3 answers | Last updated: Jun 06, 2014
Nuhusker95 asked...

I hear there are Medicare diabetic shoes? Is it true that Medicare covers diabetic shoes?

Expert Answers

Yes, it's true. Medicare Part B can pay for most of the cost of therapeutic shoes for someone whose diabetes has caused serious foot problems. If you have diabetes, Medicare can cover therapeutic shoes if you are being treated by a physician under a comprehensive diabetes care plan, and your doctor or podiatrist prescribes the shoes because you have either: a partial or complete amputation; a history of foot ulcers; calluses that can lead to ulcers; nerve damage that can lead to calluses; poor circulation; or a deformed foot.

If you meet these conditions, each year Medicare can cover one pair of depth-inlay shoes and three pairs of inserts, or one pair of custom-molded shoes and three pairs of inserts (if you can't wear depth-inlay shoes because of a deformity). The shoes have to be fitted and provided by a podiatrist or other doctor, or a licensed pedorthist, orthotist, or prosthetist who participates in Medicare.

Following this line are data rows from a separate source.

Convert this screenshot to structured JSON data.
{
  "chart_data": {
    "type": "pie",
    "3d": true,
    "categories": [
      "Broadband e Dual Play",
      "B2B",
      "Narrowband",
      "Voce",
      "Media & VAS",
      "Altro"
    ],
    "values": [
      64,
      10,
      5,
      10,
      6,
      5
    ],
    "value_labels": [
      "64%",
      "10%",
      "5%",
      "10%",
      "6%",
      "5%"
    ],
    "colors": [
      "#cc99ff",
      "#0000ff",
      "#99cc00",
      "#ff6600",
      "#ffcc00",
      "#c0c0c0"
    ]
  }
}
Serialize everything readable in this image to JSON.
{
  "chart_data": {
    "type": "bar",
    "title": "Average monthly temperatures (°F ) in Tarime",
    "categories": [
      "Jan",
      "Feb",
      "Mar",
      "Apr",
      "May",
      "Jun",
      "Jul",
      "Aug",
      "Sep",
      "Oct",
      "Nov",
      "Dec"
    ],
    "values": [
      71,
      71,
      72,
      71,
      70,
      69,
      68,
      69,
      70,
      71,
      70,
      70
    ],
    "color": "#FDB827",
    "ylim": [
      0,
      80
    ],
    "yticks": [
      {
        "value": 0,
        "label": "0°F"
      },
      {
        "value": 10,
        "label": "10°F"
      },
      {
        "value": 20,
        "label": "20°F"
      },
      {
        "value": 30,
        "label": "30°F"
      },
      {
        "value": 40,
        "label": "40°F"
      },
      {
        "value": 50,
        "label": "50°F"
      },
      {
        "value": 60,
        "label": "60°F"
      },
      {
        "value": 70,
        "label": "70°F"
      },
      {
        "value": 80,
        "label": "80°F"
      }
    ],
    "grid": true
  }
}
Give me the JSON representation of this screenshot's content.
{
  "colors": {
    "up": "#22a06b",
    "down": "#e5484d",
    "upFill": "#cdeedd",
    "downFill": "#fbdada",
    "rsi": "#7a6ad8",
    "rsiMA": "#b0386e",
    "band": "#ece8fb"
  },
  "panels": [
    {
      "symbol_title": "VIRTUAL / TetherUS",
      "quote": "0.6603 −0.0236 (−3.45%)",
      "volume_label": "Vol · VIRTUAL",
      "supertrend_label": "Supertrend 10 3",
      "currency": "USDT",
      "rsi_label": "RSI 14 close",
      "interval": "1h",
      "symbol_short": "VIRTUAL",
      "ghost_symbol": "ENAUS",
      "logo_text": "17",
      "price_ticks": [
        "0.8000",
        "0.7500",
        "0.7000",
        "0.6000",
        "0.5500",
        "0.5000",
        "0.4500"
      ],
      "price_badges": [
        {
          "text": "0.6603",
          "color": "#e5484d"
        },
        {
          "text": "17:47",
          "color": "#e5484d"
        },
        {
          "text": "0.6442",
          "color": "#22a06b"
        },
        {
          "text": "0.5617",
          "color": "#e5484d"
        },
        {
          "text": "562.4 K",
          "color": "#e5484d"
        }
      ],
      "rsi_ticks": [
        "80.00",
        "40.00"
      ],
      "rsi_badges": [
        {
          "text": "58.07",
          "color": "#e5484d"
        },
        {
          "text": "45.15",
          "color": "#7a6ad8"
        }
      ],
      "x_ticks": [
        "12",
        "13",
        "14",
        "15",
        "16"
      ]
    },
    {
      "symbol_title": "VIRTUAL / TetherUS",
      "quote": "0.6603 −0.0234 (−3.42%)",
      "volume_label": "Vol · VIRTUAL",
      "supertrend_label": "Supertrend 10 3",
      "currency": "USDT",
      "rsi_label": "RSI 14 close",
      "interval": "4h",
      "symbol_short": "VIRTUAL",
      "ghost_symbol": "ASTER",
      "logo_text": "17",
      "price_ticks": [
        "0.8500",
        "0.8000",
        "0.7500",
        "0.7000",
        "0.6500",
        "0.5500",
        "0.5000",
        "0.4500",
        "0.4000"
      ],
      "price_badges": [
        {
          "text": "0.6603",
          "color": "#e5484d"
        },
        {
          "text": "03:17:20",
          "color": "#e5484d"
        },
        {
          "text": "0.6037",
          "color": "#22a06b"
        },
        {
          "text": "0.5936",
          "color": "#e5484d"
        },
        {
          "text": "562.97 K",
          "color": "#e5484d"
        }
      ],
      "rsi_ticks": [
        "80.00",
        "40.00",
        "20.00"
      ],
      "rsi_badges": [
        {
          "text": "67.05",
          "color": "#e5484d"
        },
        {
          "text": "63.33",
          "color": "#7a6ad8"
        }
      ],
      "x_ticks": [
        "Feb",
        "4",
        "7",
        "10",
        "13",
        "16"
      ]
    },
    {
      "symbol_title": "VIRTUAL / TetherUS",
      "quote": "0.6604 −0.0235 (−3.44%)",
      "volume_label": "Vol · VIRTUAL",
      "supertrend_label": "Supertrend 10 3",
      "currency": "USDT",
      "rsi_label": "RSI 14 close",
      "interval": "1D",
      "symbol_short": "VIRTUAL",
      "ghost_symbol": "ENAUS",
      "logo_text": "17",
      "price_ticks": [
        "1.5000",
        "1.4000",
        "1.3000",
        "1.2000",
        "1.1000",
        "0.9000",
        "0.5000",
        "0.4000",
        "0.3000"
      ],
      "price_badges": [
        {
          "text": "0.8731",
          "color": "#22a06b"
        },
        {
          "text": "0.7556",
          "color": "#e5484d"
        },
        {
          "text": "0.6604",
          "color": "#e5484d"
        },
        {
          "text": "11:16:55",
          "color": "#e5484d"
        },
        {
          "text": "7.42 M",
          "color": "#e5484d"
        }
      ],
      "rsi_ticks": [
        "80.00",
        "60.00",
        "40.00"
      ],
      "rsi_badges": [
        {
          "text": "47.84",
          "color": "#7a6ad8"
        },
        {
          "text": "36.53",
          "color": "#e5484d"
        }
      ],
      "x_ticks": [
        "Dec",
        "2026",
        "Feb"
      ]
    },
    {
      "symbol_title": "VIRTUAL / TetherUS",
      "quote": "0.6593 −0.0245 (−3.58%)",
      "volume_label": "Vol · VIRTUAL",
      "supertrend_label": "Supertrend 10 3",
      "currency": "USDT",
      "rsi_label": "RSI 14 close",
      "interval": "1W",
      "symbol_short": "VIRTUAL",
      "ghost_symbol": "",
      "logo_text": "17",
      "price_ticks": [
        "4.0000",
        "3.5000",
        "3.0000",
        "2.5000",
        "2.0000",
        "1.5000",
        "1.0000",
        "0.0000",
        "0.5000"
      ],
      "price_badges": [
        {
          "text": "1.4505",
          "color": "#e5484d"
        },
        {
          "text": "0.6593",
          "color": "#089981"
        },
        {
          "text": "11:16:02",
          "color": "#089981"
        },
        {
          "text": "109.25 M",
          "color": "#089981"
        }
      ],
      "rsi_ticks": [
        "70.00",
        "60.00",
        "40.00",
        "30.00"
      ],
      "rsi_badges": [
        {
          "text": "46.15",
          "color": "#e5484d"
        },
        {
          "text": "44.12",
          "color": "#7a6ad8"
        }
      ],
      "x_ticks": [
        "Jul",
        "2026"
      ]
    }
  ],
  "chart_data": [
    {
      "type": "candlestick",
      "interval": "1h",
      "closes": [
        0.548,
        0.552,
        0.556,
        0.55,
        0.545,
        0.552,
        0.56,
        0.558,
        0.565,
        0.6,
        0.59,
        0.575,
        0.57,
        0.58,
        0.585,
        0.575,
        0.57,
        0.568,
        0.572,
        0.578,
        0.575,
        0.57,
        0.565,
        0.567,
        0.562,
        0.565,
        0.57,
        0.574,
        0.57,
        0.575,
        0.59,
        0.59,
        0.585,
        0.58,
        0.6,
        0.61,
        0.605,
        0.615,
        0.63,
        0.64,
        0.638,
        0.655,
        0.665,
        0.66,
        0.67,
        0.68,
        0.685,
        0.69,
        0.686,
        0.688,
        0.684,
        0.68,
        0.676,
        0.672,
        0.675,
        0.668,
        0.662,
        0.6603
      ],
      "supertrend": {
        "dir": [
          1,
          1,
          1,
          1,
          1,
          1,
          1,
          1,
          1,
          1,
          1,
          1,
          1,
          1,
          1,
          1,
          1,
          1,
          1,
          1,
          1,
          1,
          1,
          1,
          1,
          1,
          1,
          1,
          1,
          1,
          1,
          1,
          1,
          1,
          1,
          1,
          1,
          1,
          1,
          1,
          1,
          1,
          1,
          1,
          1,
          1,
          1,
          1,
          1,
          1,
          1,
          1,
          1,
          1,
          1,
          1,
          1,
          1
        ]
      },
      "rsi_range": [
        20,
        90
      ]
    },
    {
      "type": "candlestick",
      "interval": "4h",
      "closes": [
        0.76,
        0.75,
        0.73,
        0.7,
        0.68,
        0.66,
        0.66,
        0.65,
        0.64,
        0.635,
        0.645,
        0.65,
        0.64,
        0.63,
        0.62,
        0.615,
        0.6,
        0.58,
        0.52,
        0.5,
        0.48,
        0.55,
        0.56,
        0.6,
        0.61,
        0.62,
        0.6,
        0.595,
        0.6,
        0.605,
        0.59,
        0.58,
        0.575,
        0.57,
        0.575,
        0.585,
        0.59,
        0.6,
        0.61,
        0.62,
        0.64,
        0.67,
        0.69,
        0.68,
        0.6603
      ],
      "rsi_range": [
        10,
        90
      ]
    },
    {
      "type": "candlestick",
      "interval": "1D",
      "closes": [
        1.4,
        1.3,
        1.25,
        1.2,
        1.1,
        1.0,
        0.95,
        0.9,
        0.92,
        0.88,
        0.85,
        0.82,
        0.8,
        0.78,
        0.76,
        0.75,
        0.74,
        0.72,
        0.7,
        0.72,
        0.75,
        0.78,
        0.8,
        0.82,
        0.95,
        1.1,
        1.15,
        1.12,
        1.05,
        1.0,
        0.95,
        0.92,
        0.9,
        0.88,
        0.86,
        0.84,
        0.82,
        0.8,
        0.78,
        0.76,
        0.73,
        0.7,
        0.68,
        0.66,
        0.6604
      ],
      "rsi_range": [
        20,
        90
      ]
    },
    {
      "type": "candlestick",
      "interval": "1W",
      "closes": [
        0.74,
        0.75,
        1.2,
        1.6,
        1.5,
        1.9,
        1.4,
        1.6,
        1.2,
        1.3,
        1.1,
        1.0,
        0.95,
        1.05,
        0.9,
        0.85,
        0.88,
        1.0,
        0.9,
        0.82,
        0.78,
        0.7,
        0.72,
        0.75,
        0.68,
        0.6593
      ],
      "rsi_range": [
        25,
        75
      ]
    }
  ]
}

If you meet the conditions, Medicare Part B will pay 80 percent of the Medicare-approved cost of the shoes (after you've paid your yearly Medicare Part B deductible of $135). You're responsible for the other 20 percent. Check to make sure that the provider of the shoes accepts Medicare assignment of the Medicare-approved amount as the full amount for the shoes. If not, the shoe provider could charge you much more than the Medicare-approved amount. If the provider doesn't accept assignment, shop around for another provider who does. To see Medicare's explanation of these rules, look at its special publication Medicare Coverage of Diabetes Supplies & Services.

Community Answers

Katiei answered...

Great answer from Mr. Matthews, I hope it helps answer many questions-

To add to Joseph's comments,  please understand that there are only certain shoes that qualify- they must be extra depth and made of natural materials.  They must have tie or velcro closures and the insoles that Joseph talked about must be heat molded to your individual foot.

The best place to get this kind of service and quality products is at a facility like (or similar to) Foot Solutions, who has trained Pedorthists and Certified Pedorthists that are able to fit the proper shoe for your foot size and type and to mold the insoles in a correct or proper method to ensure proper fit.

Foot Solutions personell are also trained to do follow up on their products that they fit to these medically fragile feet, thus insuring that any adjustments that may need to be made can be made. 

So, purchasing your diabetic shoes and inserts from some facility or person that does not have this training or the variety of shoes and the types of equipment needed to mold the inserts is risking your foot health.

I hope this also helps!

A fellow caregiver answered...

Good luck in finding anyone that accepts medicare assignment!